Nach der Messerattacke eines Fahrgastes auf einen Zugbegleiter in Niederösterreich wird wegen des Verdachts des versuchten Mordes ermittelt. Die Staatsanwaltschaft Wien hat nach Angaben von Sprecherin Nina Bussek vom Freitag die Verhängung der Untersuchungshaft über den 17 Jahre alten Beschuldigten beantragt. Im Raum stand auch die Einholung eines psychiatrischen Gutachtens.
Verübt wurde der Angriff am Donnerstagvormittag auf der Strecke der Franz-Josefs-Bahn zwischen Klosterneuburg (Bezirk Tulln) und Tulln. Vorausgegangen war ein Streit zwischen dem Jugendlichen und dem 54-jährigen Zugbegleiter. Für den Beschuldigten klickten in Tulln die Handschellen. Der Attackierte wurde nach notärztlicher Versorgung in das Universitätsklinikum in der Bezirksstadt gebracht. Der 54-jährige hatte schwere Verletzungen erlitten und vermutlich nur überlebt, weil Zeugen dazwischengegangen waren und eine im Zug mitfahrende Ärztin sofort Erste Hilfe geleistet hatte.
Großmutter suchte vergeblich Hilfe
Die Großmutter des 17-Jährigen, bei der er lebte, ist sich sicher, dass die Tat verhindert hätte werden können. Schon seit zwei Jahren hätte es immer wieder Probleme mit dem Jugendlichen gegeben, der ihren Angaben nach an einer psychischen Krankheit leidet und schon mehrmals in der Psychiatrie behandelt wurde. Es sei schon zuvor zu gefährlichen Drohungen und sogar einer Wegweisung aus der Wohnung der Mutter gekommen.
Auch am Tag vor der Messerattacke sei es zu Problemen mit dem 17-Jährigen gekommen. "Sogar die Polizei war da und hat versucht, eine Unterbringung für ihn in der Psychiatrie zu finden", erzählt eine Bekannte der Großmutter, eine Krankenschwester. Doch es sei so kurzfristig kein Platz zu finden gewesen. "Alles war voll, auch im AKH Wien."
Wie die Großmutter erzählt, hatte ihr Enkel selbst die Polizei gerufen, weil er in die Psychiatrie wollte. "Er wurde gerade medikamentös neu eingestellt und hat wahrscheinlich gespürt, dass es nicht richtig wirkt."

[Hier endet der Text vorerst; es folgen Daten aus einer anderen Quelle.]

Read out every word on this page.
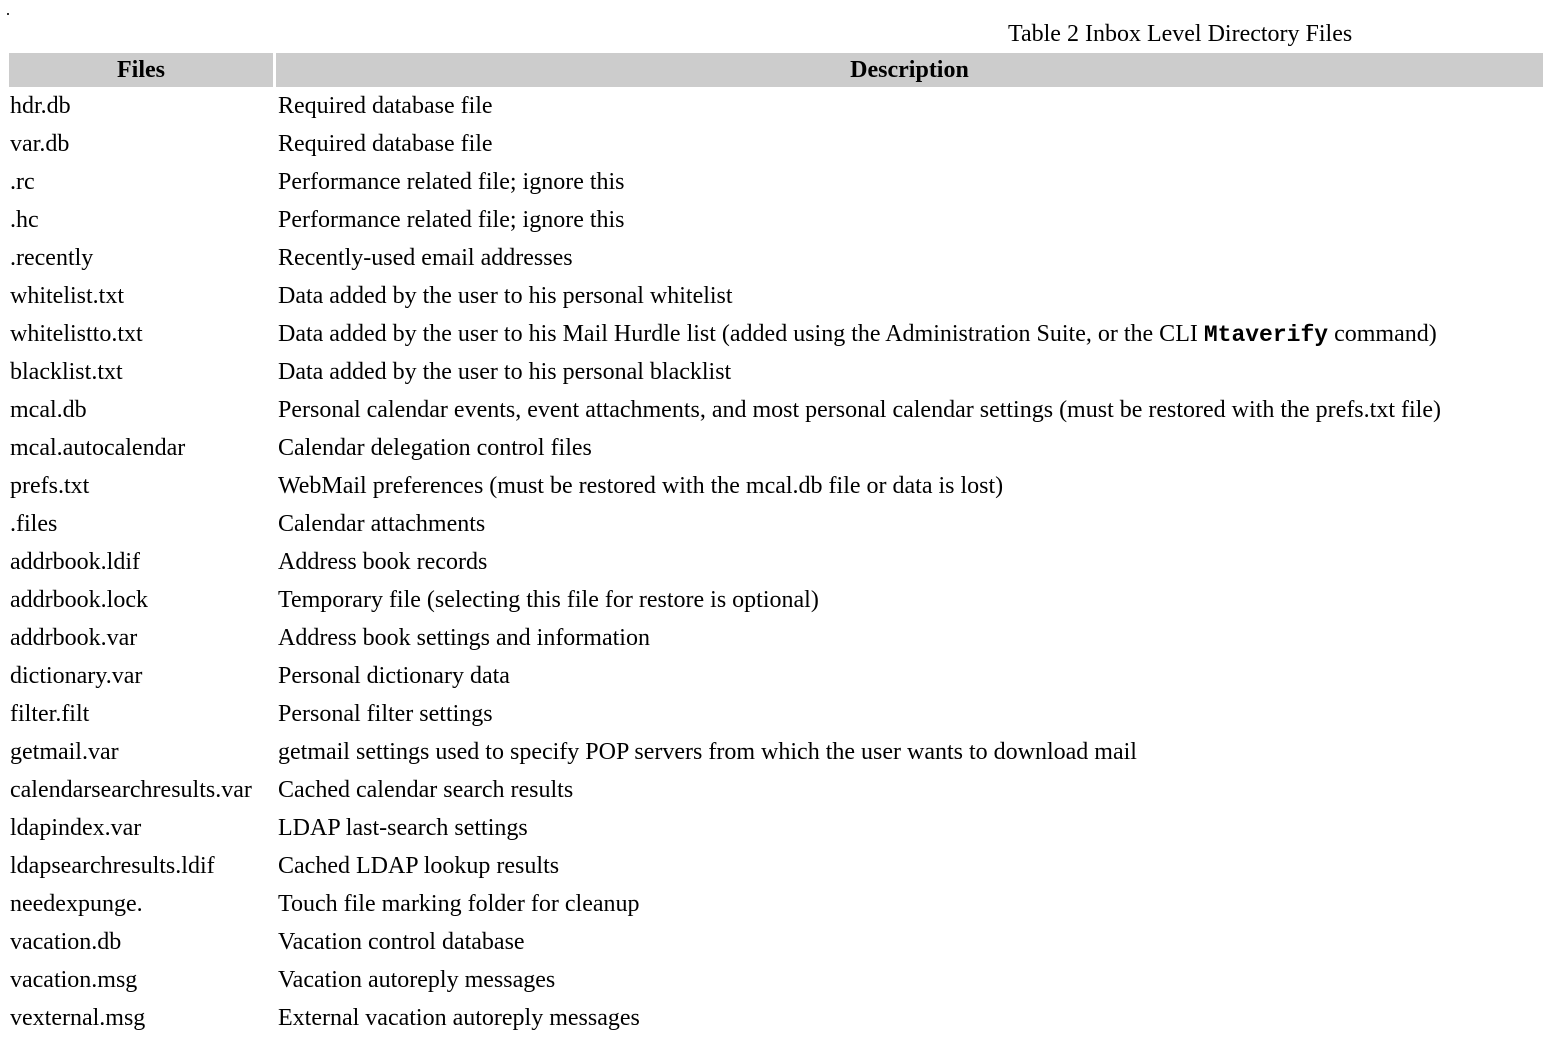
Table 2 Inbox Level Directory Files
Files	Description
hdr.db	Required database file
var.db	Required database file
.rc	Performance related file; ignore this
.hc	Performance related file; ignore this
.recently	Recently-used email addresses
whitelist.txt	Data added by the user to his personal whitelist
whitelistto.txt	Data added by the user to his Mail Hurdle list (added using the Administration Suite, or the CLI Mtaverify command)
blacklist.txt	Data added by the user to his personal blacklist
mcal.db	Personal calendar events, event attachments, and most personal calendar settings (must be restored with the prefs.txt file)
mcal.autocalendar	Calendar delegation control files
prefs.txt	WebMail preferences (must be restored with the mcal.db file or data is lost)
.files	Calendar attachments
addrbook.ldif	Address book records
addrbook.lock	Temporary file (selecting this file for restore is optional)
addrbook.var	Address book settings and information
dictionary.var	Personal dictionary data
filter.filt	Personal filter settings
getmail.var	getmail settings used to specify POP servers from which the user wants to download mail
calendarsearchresults.var	Cached calendar search results
ldapindex.var	LDAP last-search settings
ldapsearchresults.ldif	Cached LDAP lookup results
needexpunge.	Touch file marking folder for cleanup
vacation.db	Vacation control database
vacation.msg	Vacation autoreply messages
vexternal.msg	External vacation autoreply messages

Dass der Jugendliche zur Aggressivität neigt, sei amtskundig. Auch das Jugendamt war in den Fall involviert, es hatte zuletzt gar die Obsorge. Woher ihr Enkel die Tatwaffe, ein Steakmesser hatte, kann sich die Großmutter nur so erklären: "Wir sind gerade beim Siedeln. Wahrscheinlich hat er es aus der alten Wohnung geholt." Denn sie hätte den Burschen immer kontrolliert - aus Angst, dass etwas passieren könnte.
Auch warum er es eingesteckt hatte, kann die Großmutter nur vermuten: "Wahrscheinlich war er auf dem Weg zu seiner früheren Schule in Tulln." Dort sei er vor zwei Jahren einmal selbst mit einem Messer bedroht worden.
Tatort Arbeitsplatz
Wie die ÖBB ortet auch die Gewerkschaft vida seit einem Jahr, mit Fortdauer der Corona-Pandemie, eine Zunahme der physischen und verbalen Aggressionen unter den Fahrgästen gegenüber dem Zugpersonal. Das gehe auch aus entsprechenden Berichten Betroffener gegenüber den BetriesbrätInnen und der Gewerkschaft klar hervor, sei aber kein Phänomen, dass allein ÖBB-Züge betreffen würde. „Gerade jetzt in diesen schwierigen Zeiten braucht das Personal in den Zügen mehr Unterstützung und Schutz“, fordert Günter Blumthaler, Vorsitzender des Fachbereichs Eisenbahn in der Gewerkschaft vida, anlässlich des gestrigen schweren Übergriffs auf einen Zugbegleiter in Niederösterreich.